Single TEP – One uplink VLAN – vDS PG with one active and one standby

Error handling is the task of the vDS. Edge VM uplink design is simple. Only one physical NIC will be used at all times for all traffic.

Questions

This is not a post about how it needs to be done. This is an article start the discussion as a new NSX Design Guide is in need now really quickly as there are millions of options out there and while they are all working, no one can judge which is the recommended one, however I’d like select two that I can prefer.
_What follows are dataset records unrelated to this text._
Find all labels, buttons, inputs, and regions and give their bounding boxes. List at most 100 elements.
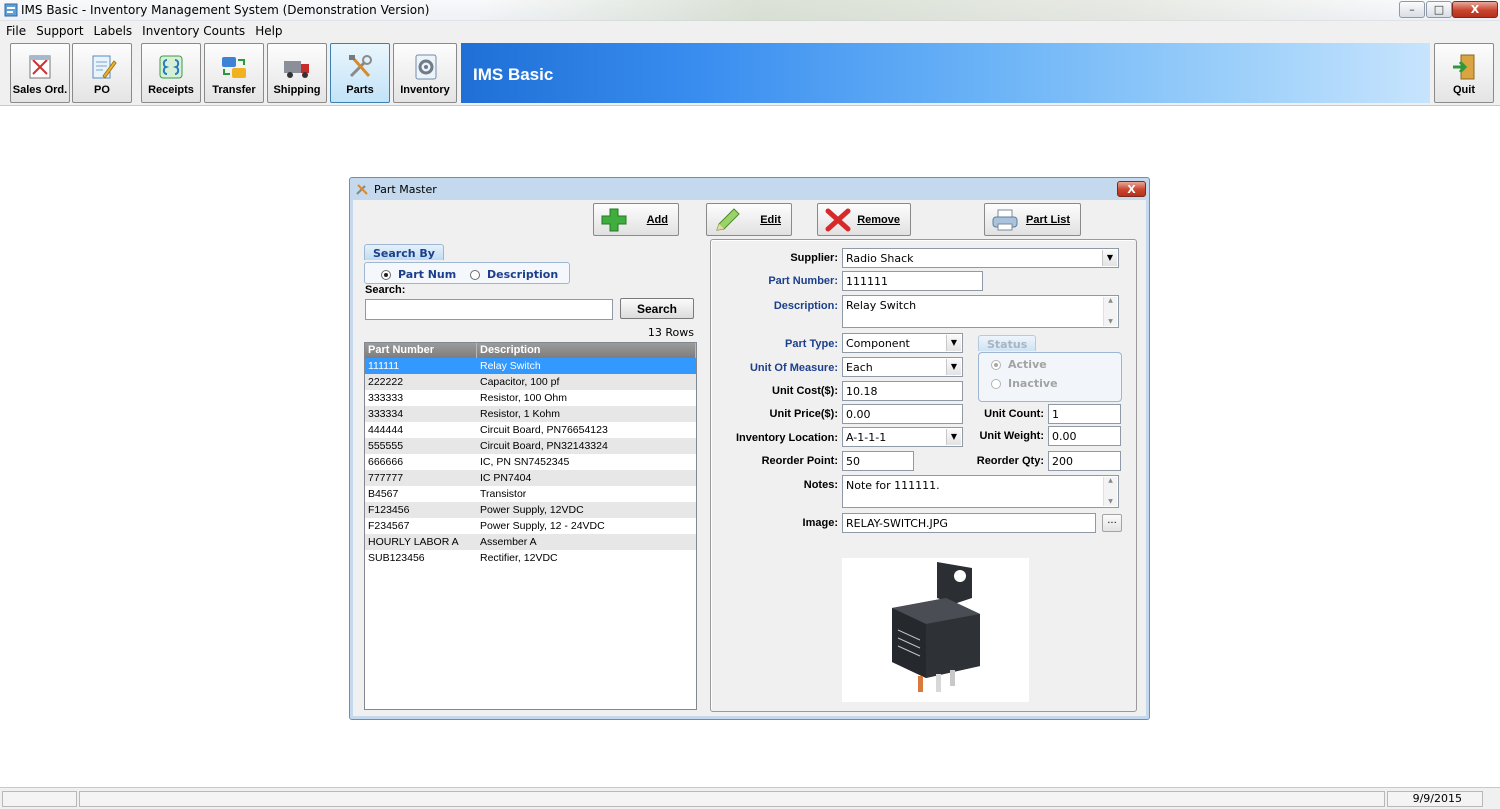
notes-textarea[interactable]: Note for 111111. ▲ ▼ bbox=[842, 475, 1119, 508]
cell-description: Power Supply, 12VDC bbox=[480, 504, 584, 516]
table-row[interactable]: 333333 Resistor, 100 Ohm bbox=[365, 390, 696, 406]
table-row[interactable]: 111111 Relay Switch bbox=[365, 358, 696, 374]
sales-order-label: Sales Ord. bbox=[12, 84, 68, 96]
inventory-location-value: A-1-1-1 bbox=[846, 431, 887, 444]
title-bar-decoration bbox=[480, 0, 1400, 21]
minimize-button[interactable]: – bbox=[1399, 1, 1425, 18]
table-row[interactable]: F234567 Power Supply, 12 - 24VDC bbox=[365, 518, 696, 534]
cell-description: Circuit Board, PN76654123 bbox=[480, 424, 608, 436]
table-row[interactable]: 444444 Circuit Board, PN76654123 bbox=[365, 422, 696, 438]
reorder-point-input[interactable]: 50 bbox=[842, 451, 914, 471]
menu-inventory-counts[interactable]: Inventory Counts bbox=[142, 24, 245, 38]
chevron-down-icon: ▼ bbox=[1102, 250, 1117, 266]
status-bar: 9/9/2015 bbox=[0, 787, 1500, 809]
reorder-qty-input[interactable]: 200 bbox=[1048, 451, 1121, 471]
radio-description[interactable]: Description bbox=[470, 268, 558, 281]
table-row[interactable]: 555555 Circuit Board, PN32143324 bbox=[365, 438, 696, 454]
search-button[interactable]: Search bbox=[620, 298, 694, 319]
transfer-button[interactable]: Transfer bbox=[204, 43, 264, 103]
minimize-icon: – bbox=[1409, 3, 1415, 16]
sales-order-button[interactable]: Sales Ord. bbox=[10, 43, 70, 103]
receipts-button[interactable]: Receipts bbox=[141, 43, 201, 103]
unit-weight-input[interactable]: 0.00 bbox=[1048, 426, 1121, 446]
radio-active: Active bbox=[991, 358, 1047, 371]
parts-grid[interactable]: Part Number Description 111111 Relay Swit… bbox=[364, 342, 697, 710]
column-header-part-number[interactable]: Part Number bbox=[365, 343, 477, 358]
search-label: Search: bbox=[365, 284, 406, 296]
table-row[interactable]: F123456 Power Supply, 12VDC bbox=[365, 502, 696, 518]
close-icon: X bbox=[1127, 182, 1136, 196]
part-type-select[interactable]: Component ▼ bbox=[842, 333, 963, 353]
cell-part-number: 111111 bbox=[368, 360, 400, 372]
unit-count-input[interactable]: 1 bbox=[1048, 404, 1121, 424]
add-button[interactable]: Add bbox=[593, 203, 679, 236]
tools-icon bbox=[349, 55, 372, 78]
po-icon bbox=[92, 55, 117, 79]
shipping-button[interactable]: Shipping bbox=[267, 43, 327, 103]
inventory-location-select[interactable]: A-1-1-1 ▼ bbox=[842, 427, 963, 447]
receipts-label: Receipts bbox=[148, 84, 194, 96]
part-list-button[interactable]: Part List bbox=[984, 203, 1081, 236]
description-textarea[interactable]: Relay Switch ▲ ▼ bbox=[842, 295, 1119, 328]
quit-label: Quit bbox=[1453, 84, 1475, 96]
menu-support[interactable]: Support bbox=[36, 24, 83, 38]
menu-help[interactable]: Help bbox=[255, 24, 282, 38]
notes-scrollbar[interactable]: ▲ ▼ bbox=[1103, 477, 1117, 506]
status-group: Active Inactive bbox=[978, 352, 1122, 402]
supplier-select[interactable]: Radio Shack ▼ bbox=[842, 248, 1119, 268]
table-row[interactable]: 777777 IC PN7404 bbox=[365, 470, 696, 486]
parts-button[interactable]: Parts bbox=[330, 43, 390, 103]
image-path-input[interactable]: RELAY-SWITCH.JPG bbox=[842, 513, 1096, 533]
unit-of-measure-select[interactable]: Each ▼ bbox=[842, 357, 963, 377]
unit-price-input[interactable]: 0.00 bbox=[842, 404, 963, 424]
table-row[interactable]: 333334 Resistor, 1 Kohm bbox=[365, 406, 696, 422]
radio-inactive-label: Inactive bbox=[1008, 377, 1058, 390]
main-toolbar: Sales Ord. PO Receipts Transfer Shipping… bbox=[0, 40, 1500, 106]
close-window-button[interactable]: X bbox=[1452, 1, 1498, 18]
radio-dot-selected bbox=[991, 359, 1001, 370]
cell-part-number: 555555 bbox=[368, 440, 404, 452]
cell-description: Resistor, 1 Kohm bbox=[480, 408, 560, 420]
truck-icon bbox=[284, 61, 309, 78]
status-date: 9/9/2015 bbox=[1412, 792, 1462, 805]
table-row[interactable]: HOURLY LABOR A Assember A bbox=[365, 534, 696, 550]
quit-button[interactable]: Quit bbox=[1434, 43, 1494, 103]
radio-part-num[interactable]: Part Num bbox=[381, 268, 456, 281]
po-button[interactable]: PO bbox=[72, 43, 132, 103]
dialog-close-button[interactable]: X bbox=[1117, 181, 1146, 197]
unit-cost-input[interactable]: 10.18 bbox=[842, 381, 963, 401]
cell-part-number: 333333 bbox=[368, 392, 404, 404]
table-row[interactable]: 222222 Capacitor, 100 pf bbox=[365, 374, 696, 390]
search-input[interactable] bbox=[365, 299, 613, 320]
edit-button[interactable]: Edit bbox=[706, 203, 792, 236]
browse-image-button[interactable]: ... bbox=[1102, 514, 1122, 532]
cell-description: Circuit Board, PN32143324 bbox=[480, 440, 608, 452]
maximize-button[interactable]: □ bbox=[1426, 1, 1452, 18]
cell-description: Transistor bbox=[480, 488, 527, 500]
status-cell-main bbox=[79, 791, 1385, 807]
cell-description: Capacitor, 100 pf bbox=[480, 376, 560, 388]
table-row[interactable]: B4567 Transistor bbox=[365, 486, 696, 502]
description-scrollbar[interactable]: ▲ ▼ bbox=[1103, 297, 1117, 326]
window-title-bar: IMS Basic - Inventory Management System … bbox=[0, 0, 1500, 21]
table-row[interactable]: 666666 IC, PN SN7452345 bbox=[365, 454, 696, 470]
column-header-description[interactable]: Description bbox=[477, 343, 696, 358]
part-number-label: Part Number: bbox=[768, 275, 838, 287]
notes-label: Notes: bbox=[803, 479, 838, 491]
cell-description: Assember A bbox=[480, 536, 537, 548]
maximize-icon: □ bbox=[1433, 3, 1445, 16]
printer-icon bbox=[992, 209, 1018, 231]
menu-labels[interactable]: Labels bbox=[94, 24, 133, 38]
exit-door-icon bbox=[1453, 54, 1475, 80]
cell-part-number: 666666 bbox=[368, 456, 404, 468]
table-row[interactable]: SUB123456 Rectifier, 12VDC bbox=[365, 550, 696, 566]
cell-part-number: 333334 bbox=[368, 408, 404, 420]
cell-part-number: 222222 bbox=[368, 376, 404, 388]
menu-file[interactable]: File bbox=[6, 24, 26, 38]
reorder-qty-label: Reorder Qty: bbox=[976, 455, 1044, 467]
inventory-button[interactable]: Inventory bbox=[393, 43, 457, 103]
notes-value: Note for 111111. bbox=[846, 479, 940, 492]
remove-button[interactable]: Remove bbox=[817, 203, 911, 236]
part-type-value: Component bbox=[846, 337, 910, 350]
part-number-input[interactable]: 111111 bbox=[842, 271, 983, 291]
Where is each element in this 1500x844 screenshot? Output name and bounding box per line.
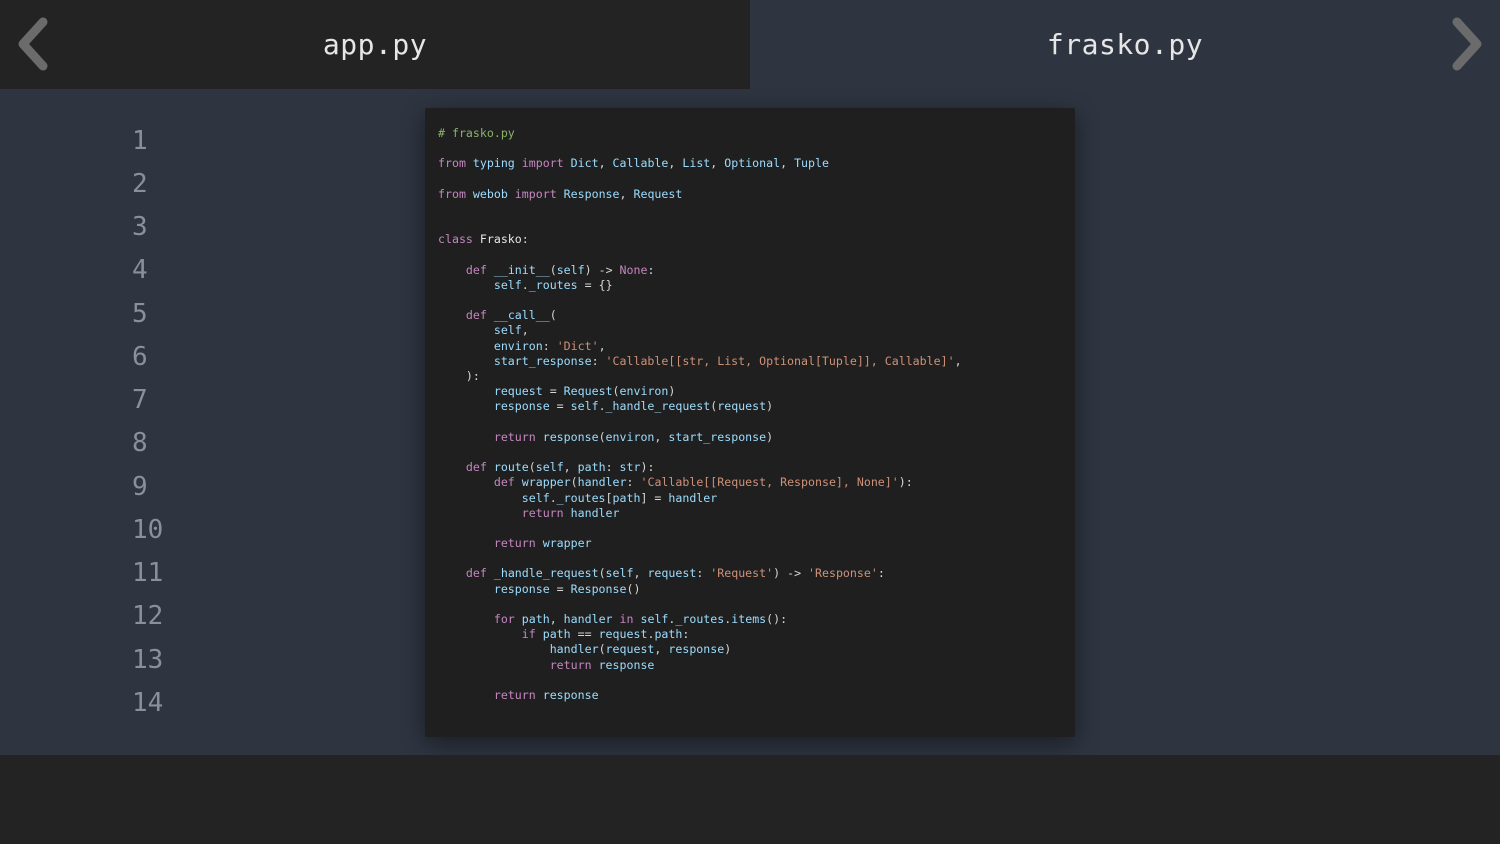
- code-block: # frasko.py​from typing import Dict, Cal…: [425, 108, 1075, 737]
- next-button[interactable]: [1448, 14, 1488, 74]
- line-number: 13: [132, 645, 164, 675]
- code-line: ​: [438, 202, 962, 217]
- code-line: from webob import Response, Request: [438, 186, 683, 201]
- line-number: 6: [132, 342, 148, 372]
- code-line: ​: [438, 415, 962, 430]
- code-line: ​: [438, 172, 962, 187]
- line-number: 5: [132, 299, 148, 329]
- editor-area: 1 2 3 4 5 6 7 8 9 10 11 12 13 14 # frask…: [0, 89, 1500, 755]
- code-line: return handler: [521, 505, 620, 520]
- code-line: class Frasko:: [438, 232, 529, 247]
- source-code: # frasko.py​from typing import Dict, Cal…: [438, 126, 962, 703]
- code-line: ​: [438, 521, 962, 536]
- line-number-gutter: 1 2 3 4 5 6 7 8 9 10 11 12 13 14: [0, 89, 200, 755]
- line-number: 3: [132, 212, 148, 242]
- bottom-bar: [0, 755, 1500, 844]
- tab-frasko-py[interactable]: frasko.py: [750, 0, 1500, 89]
- code-line: def wrapper(handler: 'Callable[[Request,…: [493, 475, 913, 490]
- code-line: def __call__(: [465, 308, 557, 323]
- code-line: ​: [438, 141, 962, 156]
- code-line: response = Response(): [493, 581, 641, 596]
- tab-label: app.py: [322, 28, 428, 61]
- code-line: environ: 'Dict',: [493, 338, 606, 353]
- line-number: 2: [132, 169, 148, 199]
- code-line: ​: [438, 248, 962, 263]
- code-line: if path == request.path:: [521, 627, 690, 642]
- line-number: 9: [132, 472, 148, 502]
- line-number: 12: [132, 601, 164, 631]
- code-line: ​: [438, 551, 962, 566]
- line-number: 4: [132, 255, 148, 285]
- line-number: 11: [132, 558, 164, 588]
- line-number: 8: [132, 428, 148, 458]
- line-number: 1: [132, 126, 148, 156]
- code-line: return response: [549, 657, 655, 672]
- line-number: 10: [132, 515, 164, 545]
- code-line: handler(request, response): [549, 642, 732, 657]
- code-line: ​: [438, 597, 962, 612]
- code-line: def _handle_request(self, request: 'Requ…: [465, 566, 885, 581]
- code-line: self._routes = {}: [493, 277, 613, 292]
- chevron-right-icon: [1452, 17, 1482, 71]
- code-line: ​: [438, 673, 962, 688]
- code-line: def __init__(self) -> None:: [465, 262, 655, 277]
- code-line: ​: [438, 293, 962, 308]
- code-line: request = Request(environ): [493, 384, 676, 399]
- code-line: start_response: 'Callable[[str, List, Op…: [493, 353, 962, 368]
- code-line: from typing import Dict, Callable, List,…: [438, 156, 829, 171]
- code-line: response = self._handle_request(request): [493, 399, 774, 414]
- code-line: ​: [438, 445, 962, 460]
- tab-bar: app.py frasko.py: [0, 0, 1500, 89]
- code-line: ​: [438, 217, 962, 232]
- code-line: return response: [493, 687, 599, 702]
- code-line: ):: [465, 369, 480, 383]
- code-line: for path, handler in self._routes.items(…: [493, 612, 788, 626]
- code-line: self._routes[path] = handler: [521, 490, 718, 505]
- line-number: 14: [132, 688, 164, 718]
- previous-button[interactable]: [12, 14, 52, 74]
- tab-label: frasko.py: [1046, 28, 1204, 61]
- chevron-left-icon: [18, 17, 48, 71]
- code-line: return response(environ, start_response): [493, 429, 774, 444]
- code-line: self,: [493, 323, 529, 338]
- code-line: return wrapper: [493, 536, 592, 551]
- slide-viewer: app.py frasko.py 1 2 3 4 5 6 7 8 9 10 11…: [0, 0, 1500, 844]
- tab-app-py[interactable]: app.py: [0, 0, 750, 89]
- code-line: def route(self, path: str):: [465, 460, 655, 475]
- line-number: 7: [132, 385, 148, 415]
- code-line: # frasko.py: [438, 126, 515, 140]
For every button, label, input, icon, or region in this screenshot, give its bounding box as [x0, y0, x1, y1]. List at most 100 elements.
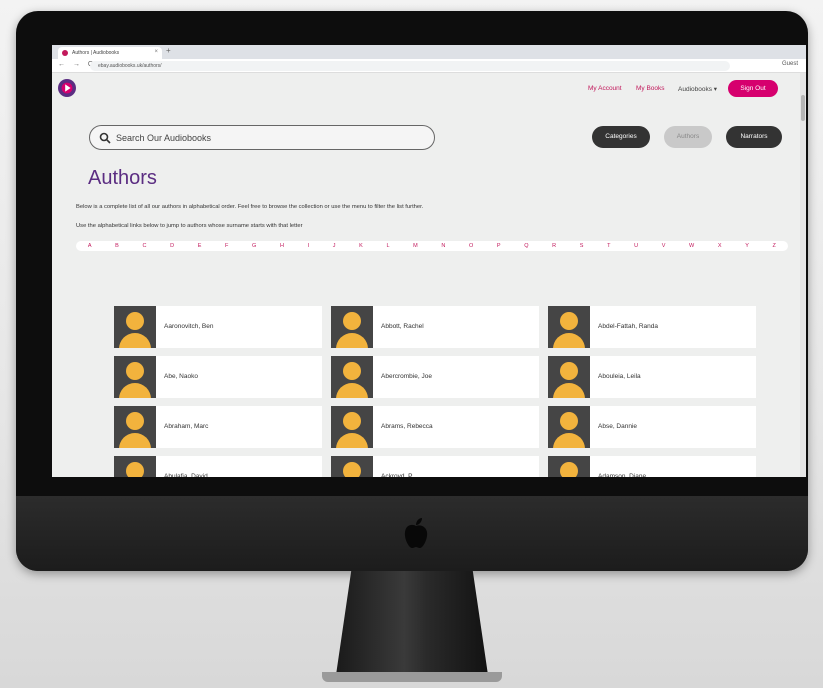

I am posting this on my linkedin profile to open a discussion as I am not fan of blog based forums. https://www.linkedin.com/posts/activity-6730766933223911424-1Xlm

Before anyone moves a deployed system into production it is mandatory to do resiliency tests. Nothing fancy here everyone does this, however since the whole Edge VM networking is abstract – two cubed actually. vDS is abstract with it’s uplinks, port group is also abstract so as the uplink profile. When you disconnect a single network cable, the proper side must go down – if using no standby of course – and while in vDS you have a physical interface called Uplink1, that does not mean that in the Uplink profile of the Edge will be in line with that. Testing and testing!